Lieutenant John Edgar Burch (February 8, 1874 – July 16, 1900) was an officer of the Canadian Militia (now the Canadian Army). Serving with the 1st Canadian Mounted Rifles (later The Royal Canadian Dragoons) during the Boer War, he was killed in action at the Battle of Witpoort alongside Lieutenant Harold Lothrop Borden while leading a counter-attack on the Boer positions.

== Early life ==
John Edgar Burch was born on February 8, 1874, in St. Ann's, Ontario, the youngest son of Major F.O. Burch of the 2nd Dragoons.

He attended High School at Smithville and later received training in business principles at Hamilton Business College.

== Military career ==
Burch’s military career began in 1893, when at age 18 he enlisted in the Canadian Militia as a Trooper (a Private in the Cavalry) with B Squadron of the 2nd Dragoons, his father’s regiment. Showing great promise, he was eventually promoted to Sergeant and attended the militia’s cavalry school at Stanley Barracks in Toronto, and after being commissioned as a lieutenant he attended the cavalry school a further 3 times. From his time attending the cavalry school, He became very popular with the officers stationed at Stanley Barracks and was well known for his horsemanship, swordsmanship and leadership abilities. He was also considered within his own regiment as one of its best officers and would later be promoted from the senior lieutenant of B Squadron to the regimental adjutant of the 2nd Dragoons.

== South Africa ==
With the outbreak of the Second Boer War and the Second Contingent was being raised, Burch volunteered for service and accepted a position as a lieutenant with the 1st Battalion, Canadian Mounted Rifles (later The Royal Canadian Dragoons (Special Service Force)). Assigned to A Squadron of the battalion, Burch would see constant action in South Africa and was well known as a cool-headed, quick-witted and brave officer. His letters and the reports of those who fought and lived with him give sufficient evidence that he was a born soldier.

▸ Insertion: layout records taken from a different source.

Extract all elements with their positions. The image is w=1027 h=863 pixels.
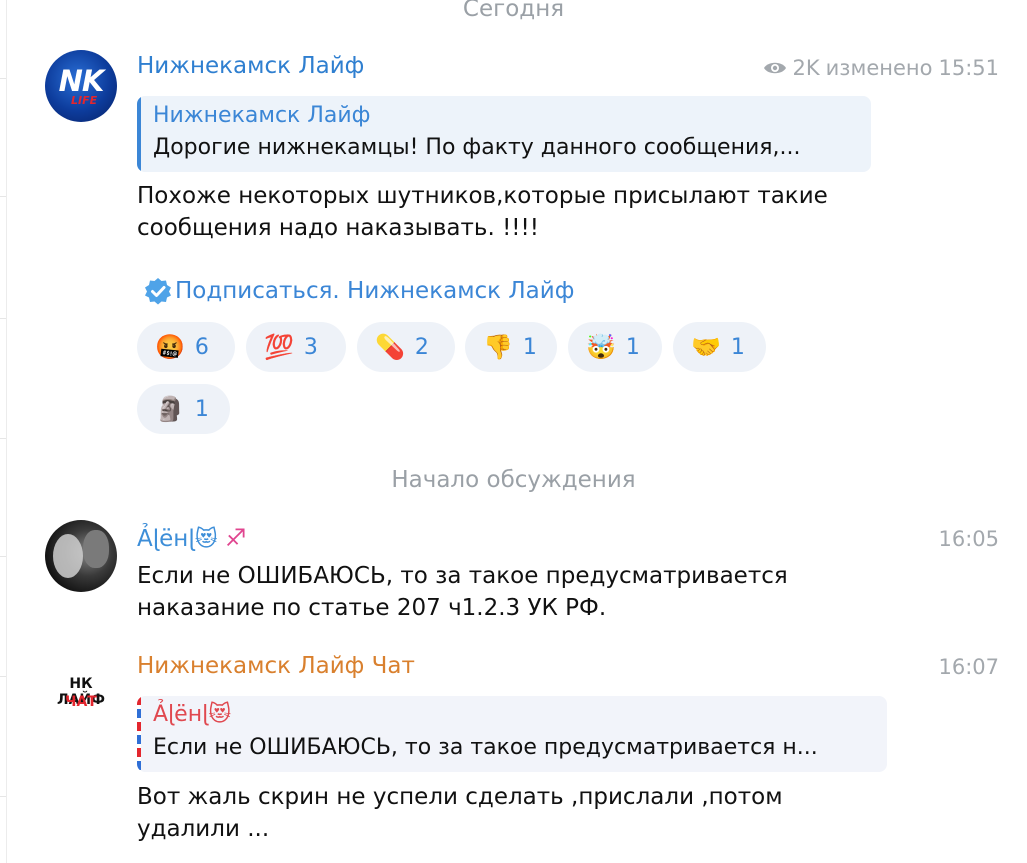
reaction-moai[interactable]: 🗿 1 bbox=[137, 384, 230, 434]
channel-avatar[interactable]: NK LIFE bbox=[45, 50, 117, 122]
comment-time: 16:05 bbox=[938, 527, 999, 551]
reply-accent-bar bbox=[137, 696, 141, 772]
reaction-count: 1 bbox=[194, 396, 209, 422]
post-author[interactable]: Нижнекамск Лайф bbox=[137, 53, 364, 79]
verified-badge-icon bbox=[145, 278, 171, 305]
heart-eyes-cat-icon: 😻 bbox=[194, 527, 218, 552]
edited-label: изменено bbox=[825, 56, 933, 80]
reaction-count: 1 bbox=[730, 334, 745, 360]
discussion-separator: Начало обсуждения bbox=[391, 467, 636, 493]
exploding-head-icon: 🤯 bbox=[586, 333, 616, 361]
reply-text: Дорогие нижнекамцы! По факту данного соо… bbox=[153, 135, 801, 160]
comment-text: Вот жаль скрин не успели сделать ,присла… bbox=[137, 784, 783, 842]
reaction-pill[interactable]: 💊 2 bbox=[357, 322, 455, 372]
date-separator: Сегодня bbox=[462, 0, 565, 22]
reply-accent-bar bbox=[137, 96, 141, 172]
post-meta: 2K изменено 15:51 bbox=[763, 56, 999, 80]
handshake-icon: 🤝 bbox=[691, 333, 721, 361]
reaction-count: 3 bbox=[303, 334, 318, 360]
avatar-photo-face bbox=[53, 534, 83, 578]
moai-icon: 🗿 bbox=[155, 395, 185, 423]
reaction-count: 6 bbox=[194, 334, 209, 360]
chat-avatar-line2: ЧАТ bbox=[65, 694, 97, 710]
chat-avatar[interactable]: НК ЛАЙФ ЧАТ bbox=[45, 663, 117, 735]
comment-author[interactable]: Нижнекамск Лайф Чат bbox=[137, 653, 415, 679]
comment-avatar[interactable] bbox=[45, 520, 117, 592]
thumbs-down-icon: 👎 bbox=[483, 333, 513, 361]
reaction-count: 1 bbox=[625, 334, 640, 360]
subscribe-link[interactable]: Подписаться. Нижнекамск Лайф bbox=[143, 276, 574, 306]
left-panel-edge bbox=[0, 0, 7, 863]
reply-author: Нижнекамск Лайф bbox=[153, 103, 371, 128]
reaction-angry[interactable]: 🤬 6 bbox=[137, 322, 235, 372]
hundred-icon: 💯 bbox=[264, 333, 294, 361]
angry-face-icon: 🤬 bbox=[155, 333, 185, 361]
reaction-count: 1 bbox=[522, 334, 537, 360]
comment-reply-quote[interactable]: Ảɭёнɭ😻 Если не ОШИБАЮСЬ, то за такое пре… bbox=[137, 696, 887, 772]
comment-time: 16:07 bbox=[938, 655, 999, 679]
avatar-logo-subtext: LIFE bbox=[71, 94, 98, 107]
comment-text: Если не ОШИБАЮСЬ, то за такое предусматр… bbox=[137, 563, 788, 621]
reply-author-name: Ảɭёнɭ bbox=[153, 702, 209, 727]
reaction-handshake[interactable]: 🤝 1 bbox=[673, 322, 766, 372]
heart-eyes-cat-icon: 😻 bbox=[208, 702, 232, 727]
post-text: Похоже некоторых шутников,которые присыл… bbox=[137, 183, 828, 241]
post-time: 15:51 bbox=[938, 56, 999, 80]
post-reply-quote[interactable]: Нижнекамск Лайф Дорогие нижнекамцы! По ф… bbox=[137, 96, 871, 172]
comment-author-name: Ảɭёнɭ bbox=[137, 526, 195, 552]
reaction-exploding-head[interactable]: 🤯 1 bbox=[568, 322, 662, 372]
sagittarius-icon: ♐ bbox=[224, 524, 247, 552]
reply-author: Ảɭёнɭ😻 bbox=[153, 702, 231, 727]
reaction-count: 2 bbox=[414, 334, 429, 360]
reaction-thumbs-down[interactable]: 👎 1 bbox=[465, 322, 557, 372]
views-eye-icon bbox=[763, 62, 786, 74]
subscribe-label: Подписаться. Нижнекамск Лайф bbox=[175, 278, 575, 304]
reply-text: Если не ОШИБАЮСЬ, то за такое предусматр… bbox=[153, 735, 818, 760]
pill-icon: 💊 bbox=[375, 333, 405, 361]
views-count: 2K bbox=[792, 56, 820, 80]
avatar-logo-text: NK bbox=[58, 64, 105, 98]
reaction-hundred[interactable]: 💯 3 bbox=[246, 322, 346, 372]
avatar-photo-cat bbox=[83, 530, 109, 568]
comment-author[interactable]: Ảɭёнɭ😻 ♐ bbox=[137, 524, 247, 552]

Lieutenant John Edgar Burch was killed in action on July 16, 1900, during the Battle of Witpoort. Fighting alongside Lieutenant Harold Lothrop Borden (who also killed the same day and is the most famous Canadian casualty of the Boer War), Lieutenants Burch and Borden lead a counter-attack on Boer positions in support of the Royal Irish Fusiliers and the New Zealand Mounted Rifles. Leading their men to within a few yards of the enemy, Lieutenant Borden was killed and Lieutenant Burch along with 4 other Canadians soon found themselves surrounded. When the Boers called for them to surrender, Burch and his men refused and held off at least 40 Boers before Lieutenant Burch was killed.

John Reeves, the colonel of the Royal Irish Fusiliers, wrote, “In the few words I spoke to you (Colonel Lessard) last night at the funeral of your two very gallant officers I am afraid I failed to convey the deep gratitude my regiment owes to the 1st Canadian Mounted Rifles for their gallantry in going so nobly and fearlessly to the succour of our beleaguered detachment at Witpoort yesterday. The counterattack your regiment made occurred at a most critical moment, and doubtless saved many of the lives of our detachment.”

Lord Roberts would later mention in his report to the War Office that Borden and Burch "were killed while gallantly leading their men in a counter attack upon the enemy's flank at a critical juncture of his assault upon our position."

== Legacy ==
Burch is commemorated with various monuments and plaques. At CFB Petawawa in Ontario, his name along with that of Borden appears on a Memorial Plaque – Brass Tablet located at the entrance of the Headquarters of The Royal Canadian Dragoons. In St. Catharines, ON, his name appears on a memorial plaque at the Lake Street Armoury and on the war memorial at the St. Catharines Municipal Building. He is remembered on page 6 of the South African War Book of Remembrance on Parliament Hill. Finally, there is also a plaque to Borden, Burch and others who died at Witpoort at Braamfontein Cemetery in South Africa where he is buried.